Ab in den Häcksler!

Bei einem Garten mit viel Altholz-Bestand fällt auch viel Totholz an. Dementsprechend braucht man eine Totholzecke. Dementsprechend ist ein Häcksler ganz furchtbar praktisch. Zur Verarbeitung des Holzes genauso wie zur Aggressionsbewältigung – nach 2 Stunden Holz zerkleinern, sind oft auch Sorgen verpufft.

So überfüllt sah unsere Totholzecke nach dem Hainbuchenschnitt vor ein paar Wochen aus.

So überfüllt sah unsere Totholzecke nach dem Hainbuchenschnitt vor ein paar Wochen aus.

Natürlich kann man daumendicke Ästchen auch gleich auf den Kompost schmeißen. Aber beim Schnitt von zehn 4-Meter-hohen Hainbuchen fällt für diese Lösung einfach zuviel Holz gleichzeitig an. Vor allem, neben den daumendicken Zweigen, auch unterarmstarke – da muss der Häcksler ran. Abgesehen davon macht sich herrlicher Popcorn-ähnlicher Duft beim Kurz- und Kleinmachen von Holz breit. Ein besonders intensives Aroma verströmen Holler-Zweige, hab ich festgestellt.

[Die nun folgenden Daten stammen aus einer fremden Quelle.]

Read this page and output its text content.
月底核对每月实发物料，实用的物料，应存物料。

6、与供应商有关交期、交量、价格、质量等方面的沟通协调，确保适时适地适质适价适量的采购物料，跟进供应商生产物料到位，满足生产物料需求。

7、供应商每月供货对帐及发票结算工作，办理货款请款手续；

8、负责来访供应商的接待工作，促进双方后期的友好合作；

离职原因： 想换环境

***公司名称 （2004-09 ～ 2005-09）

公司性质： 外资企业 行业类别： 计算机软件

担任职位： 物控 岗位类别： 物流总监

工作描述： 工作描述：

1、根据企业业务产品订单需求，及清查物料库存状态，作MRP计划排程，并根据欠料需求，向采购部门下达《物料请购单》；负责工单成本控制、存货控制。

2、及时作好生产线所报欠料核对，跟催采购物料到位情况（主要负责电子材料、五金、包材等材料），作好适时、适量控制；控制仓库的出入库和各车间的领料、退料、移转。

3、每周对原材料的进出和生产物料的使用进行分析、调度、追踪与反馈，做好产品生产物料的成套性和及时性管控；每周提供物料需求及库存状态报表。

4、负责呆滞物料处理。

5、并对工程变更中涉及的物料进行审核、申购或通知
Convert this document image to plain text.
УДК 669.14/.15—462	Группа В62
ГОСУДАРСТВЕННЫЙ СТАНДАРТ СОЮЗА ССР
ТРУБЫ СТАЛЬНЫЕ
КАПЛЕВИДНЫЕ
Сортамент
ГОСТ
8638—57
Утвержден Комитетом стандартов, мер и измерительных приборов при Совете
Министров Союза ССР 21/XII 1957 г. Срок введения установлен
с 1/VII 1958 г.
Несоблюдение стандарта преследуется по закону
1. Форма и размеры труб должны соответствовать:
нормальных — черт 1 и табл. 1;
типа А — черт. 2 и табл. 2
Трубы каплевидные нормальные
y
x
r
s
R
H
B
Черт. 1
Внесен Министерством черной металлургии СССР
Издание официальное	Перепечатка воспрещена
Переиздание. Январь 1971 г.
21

So fein macht's der Häcksler.

So fein macht’s der Häcksler.

Ganz wichtig beim Häckseln – Augenschutz! Auch wenn’s lästig ist und auch wenn’s unter so einer Schutzbrille so fruchtbar heiß ist und auch wenn die Sicht nicht so klar ist – neben Handschuhen ist das einfach ein Schutz-Muss. Nur so kann man mit allen Sinnen das Häcksler-Endprodukt genießen: Schönes Kompostmaterial oder aber etwas, um die Beete abzudecken – also um zu mulchen.

Unser Häcksler hat über Umwege zu uns gefunden und gut war's.

Unser Häcksler war ein Geschenk – ein fantastisches muss ich sagen.

Einige Stunden später ist der Totholzhaufen ordentlich geschrumpft, aber nicht leer – das ist er nie und soll er auch nicht sein. Hier lagern immer Äste, die zu dick zum Häckseln sind und in und unter denen hoffentlich der ein oder andere Nützling ein Zuhause gefunden hat.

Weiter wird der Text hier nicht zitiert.